Single-phase induction motors are widely used, due to their simplicity, strength and high performance. They are generally found in household appliances, such as refrigerators, freezers, air conditioners, hermetic compressors, laundry machines, pumps, fans, and in some industrial applications.
The known induction motors are usually provided with a cage type rotor and a coiled stator having two windings, one for the running coil and the other for the starting coil. During the normal operation of the compressor, the running coil is supplied by an AC voltage and the starting coil is temporarily supplied at the beginning of the starting operation, creating a turning magnetic field in the air gap of the stator, a necessary condition to accelerate the rotor and start the motor.
This turning magnetic field can be obtained by supplying the starting coil with a current that is time-displaced in relation to the current circulating in the main coil, preferably at an angle close to 90 degrees. This time-displacement between the current circulating in both coils is achieved by constructive characteristics of the coils or by installing an external impedance in series with one of the coils, but generally in series with the starting coil. The value of this current circulating through the starting coil during the starting process of the motor is generally high, requiring the use of some type of switch which can interrupt this current after the time required to promote motor acceleration has elapsed.
For the motors in which very high efficiency is required, this starting coil is not completely switched off after the starting period has elapsed and a capacitor, namely a running capacitor, is maintained connected in series with said starting coil, providing enough current to increase the maximum torque of the motor and its efficiency.
For the motors with this construction, using a permanent impedance in series with the starting coil during the normal operation of the motor, there are known some starting devices, such as PTC, electromechanical relay, timers, or combinations in which a PTC is connected in series with a device that interrupts the passage of current after a determined time (RSP), as described in U.S. Pat. Nos. 5,053,908 and 5,051,681 and in the international co-pending patent application WO02/09624A1 of the same applicant.
One of the components widely used for starting the motors of the split phase type, in which a running capacitor is not used, is the electromechanical relay. Its wide use is related to its low manufacturing cost and simple technology. On the other hand, the electromechanical relay presents several limitations, especially the need of dimensioning a specific component for each size of electric motor, the impossibility of using it in high efficiency motors in which a running capacitor is used, generation of electromagnetic and other noises during operation of the motor and wear of its components caused by electric arc and mechanical friction.

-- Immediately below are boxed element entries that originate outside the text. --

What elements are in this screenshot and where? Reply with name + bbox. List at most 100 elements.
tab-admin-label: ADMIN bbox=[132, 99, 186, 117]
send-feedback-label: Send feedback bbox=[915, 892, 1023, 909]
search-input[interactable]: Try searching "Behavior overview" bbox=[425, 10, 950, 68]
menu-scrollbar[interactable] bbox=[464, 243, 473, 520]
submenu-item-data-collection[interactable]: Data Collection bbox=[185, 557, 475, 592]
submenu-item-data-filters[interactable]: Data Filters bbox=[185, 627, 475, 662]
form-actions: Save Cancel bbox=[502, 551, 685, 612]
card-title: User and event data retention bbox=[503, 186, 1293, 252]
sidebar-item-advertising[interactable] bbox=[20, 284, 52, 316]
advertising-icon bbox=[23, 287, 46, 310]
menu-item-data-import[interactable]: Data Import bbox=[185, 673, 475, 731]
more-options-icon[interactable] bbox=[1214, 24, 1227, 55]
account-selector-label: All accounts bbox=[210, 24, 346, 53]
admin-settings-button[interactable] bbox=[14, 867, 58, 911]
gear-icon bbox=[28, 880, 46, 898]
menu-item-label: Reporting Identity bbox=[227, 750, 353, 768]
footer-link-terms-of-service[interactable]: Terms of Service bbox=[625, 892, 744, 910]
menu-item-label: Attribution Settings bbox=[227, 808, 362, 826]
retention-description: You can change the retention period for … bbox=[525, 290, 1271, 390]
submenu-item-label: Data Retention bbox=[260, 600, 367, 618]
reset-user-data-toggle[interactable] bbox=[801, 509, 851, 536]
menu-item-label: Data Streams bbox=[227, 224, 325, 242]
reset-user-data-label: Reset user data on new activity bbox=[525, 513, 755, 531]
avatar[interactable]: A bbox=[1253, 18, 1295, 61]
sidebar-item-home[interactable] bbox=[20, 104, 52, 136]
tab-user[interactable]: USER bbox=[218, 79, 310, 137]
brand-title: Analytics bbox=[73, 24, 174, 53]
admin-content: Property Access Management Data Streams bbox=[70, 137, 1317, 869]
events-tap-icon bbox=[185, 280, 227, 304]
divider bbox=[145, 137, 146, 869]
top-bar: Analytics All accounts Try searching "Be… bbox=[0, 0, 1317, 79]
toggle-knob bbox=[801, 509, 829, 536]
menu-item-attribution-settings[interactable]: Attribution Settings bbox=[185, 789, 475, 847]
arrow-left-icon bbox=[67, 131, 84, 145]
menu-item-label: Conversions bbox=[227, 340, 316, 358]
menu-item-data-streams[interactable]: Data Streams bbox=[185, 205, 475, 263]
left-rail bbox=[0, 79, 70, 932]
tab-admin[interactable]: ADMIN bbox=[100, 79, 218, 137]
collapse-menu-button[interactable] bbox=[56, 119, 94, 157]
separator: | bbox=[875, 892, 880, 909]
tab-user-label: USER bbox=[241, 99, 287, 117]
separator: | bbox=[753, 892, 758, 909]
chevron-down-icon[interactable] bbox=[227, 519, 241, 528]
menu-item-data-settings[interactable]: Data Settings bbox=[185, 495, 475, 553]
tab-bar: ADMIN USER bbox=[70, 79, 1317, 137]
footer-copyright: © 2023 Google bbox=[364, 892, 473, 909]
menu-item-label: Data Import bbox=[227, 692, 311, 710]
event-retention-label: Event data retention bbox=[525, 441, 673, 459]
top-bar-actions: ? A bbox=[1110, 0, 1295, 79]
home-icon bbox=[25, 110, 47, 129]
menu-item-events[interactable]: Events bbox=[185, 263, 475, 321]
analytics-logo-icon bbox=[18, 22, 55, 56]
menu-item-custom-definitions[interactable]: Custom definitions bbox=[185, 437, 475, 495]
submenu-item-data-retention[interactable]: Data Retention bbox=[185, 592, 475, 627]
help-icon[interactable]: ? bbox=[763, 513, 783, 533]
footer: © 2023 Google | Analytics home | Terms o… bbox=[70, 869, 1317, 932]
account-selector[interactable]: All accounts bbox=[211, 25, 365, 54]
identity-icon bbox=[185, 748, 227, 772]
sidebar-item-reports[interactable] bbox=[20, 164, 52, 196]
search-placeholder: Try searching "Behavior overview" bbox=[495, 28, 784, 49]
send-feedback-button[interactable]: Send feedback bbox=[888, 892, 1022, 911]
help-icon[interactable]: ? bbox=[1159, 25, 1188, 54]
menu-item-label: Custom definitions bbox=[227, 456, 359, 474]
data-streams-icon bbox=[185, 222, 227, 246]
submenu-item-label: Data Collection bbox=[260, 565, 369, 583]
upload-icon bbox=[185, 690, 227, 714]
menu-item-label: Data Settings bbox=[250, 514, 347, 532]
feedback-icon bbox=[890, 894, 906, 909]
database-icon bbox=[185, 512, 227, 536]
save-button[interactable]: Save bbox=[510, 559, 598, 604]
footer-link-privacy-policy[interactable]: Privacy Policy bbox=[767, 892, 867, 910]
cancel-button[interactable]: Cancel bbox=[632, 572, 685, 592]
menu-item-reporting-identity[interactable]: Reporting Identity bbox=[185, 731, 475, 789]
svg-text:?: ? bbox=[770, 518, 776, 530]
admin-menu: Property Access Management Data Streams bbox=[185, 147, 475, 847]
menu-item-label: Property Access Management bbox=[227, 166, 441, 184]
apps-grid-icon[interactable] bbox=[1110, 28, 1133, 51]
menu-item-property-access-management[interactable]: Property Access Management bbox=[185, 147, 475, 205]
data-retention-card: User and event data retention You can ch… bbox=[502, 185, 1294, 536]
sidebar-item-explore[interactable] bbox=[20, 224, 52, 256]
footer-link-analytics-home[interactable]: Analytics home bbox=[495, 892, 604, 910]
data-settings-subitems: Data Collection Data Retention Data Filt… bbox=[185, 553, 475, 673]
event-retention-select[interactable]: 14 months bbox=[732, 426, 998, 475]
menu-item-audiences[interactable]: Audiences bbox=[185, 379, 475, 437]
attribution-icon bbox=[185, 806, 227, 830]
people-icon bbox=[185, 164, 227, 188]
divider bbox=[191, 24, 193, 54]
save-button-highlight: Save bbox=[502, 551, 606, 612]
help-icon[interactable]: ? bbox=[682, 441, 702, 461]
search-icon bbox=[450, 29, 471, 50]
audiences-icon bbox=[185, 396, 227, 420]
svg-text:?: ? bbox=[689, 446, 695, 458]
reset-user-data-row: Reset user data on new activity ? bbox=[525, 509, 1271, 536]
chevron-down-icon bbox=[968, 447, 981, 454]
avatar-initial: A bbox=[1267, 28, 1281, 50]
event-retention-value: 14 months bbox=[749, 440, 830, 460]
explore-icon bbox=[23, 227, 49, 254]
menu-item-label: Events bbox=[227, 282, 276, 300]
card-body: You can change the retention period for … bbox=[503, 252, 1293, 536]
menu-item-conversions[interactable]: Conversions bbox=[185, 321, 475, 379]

An alternative for the electromechanical relay is the PTC (positive coefficient temperature) device. This component is widely used in high efficiency motors whose application is associated with a running capacitor. Since such component is a ceramic tablet having no movable parts, its principle overcomes most limitations of the electromechanical relay. Since its operation is based on heating a ceramic tablet, increasing its electrical resistance and consequently limiting the circulating current, there occurs dissipation of residual power during all its operating time. Another limitation of this component is related to the time interval required to allow consecutive starts to occur.
One of the great advantages is the possibility of using a single component to operate in the start of a family of motors with a determined voltage (115V or 220V), but which becomes a limitation when the analyzed characteristic is the optimization of the energizing time of the auxiliary coil. Its conduction time is directly proportional to the volume of the ceramic tablet and inversely proportional to the circulating current, resulting in a reduced starting time when applied to high power motors, and in an excessively long time when applied to smaller motors. These two facts lead to a deficiency in the start of the larger motors and to higher energy consumption during the starting period of the smaller motors.
On the other hand, the timed starting components eliminate the great disadvantage of the PTC residual consumption, but do not overcome the deficiency in the starting time required for the different motor sizes. Its concept permits dimensioning a circuit which provides the optimized starting time for the different motor sizes. Thus, it is mandatory the existence of several components to comply with a family of electric motors, resulting in products of different models, adjustments in the production lines, and higher inventories. Such devices disregard the operating conditions in the starting instant and are thus dimensioned for the worst condition, increasing the starting time.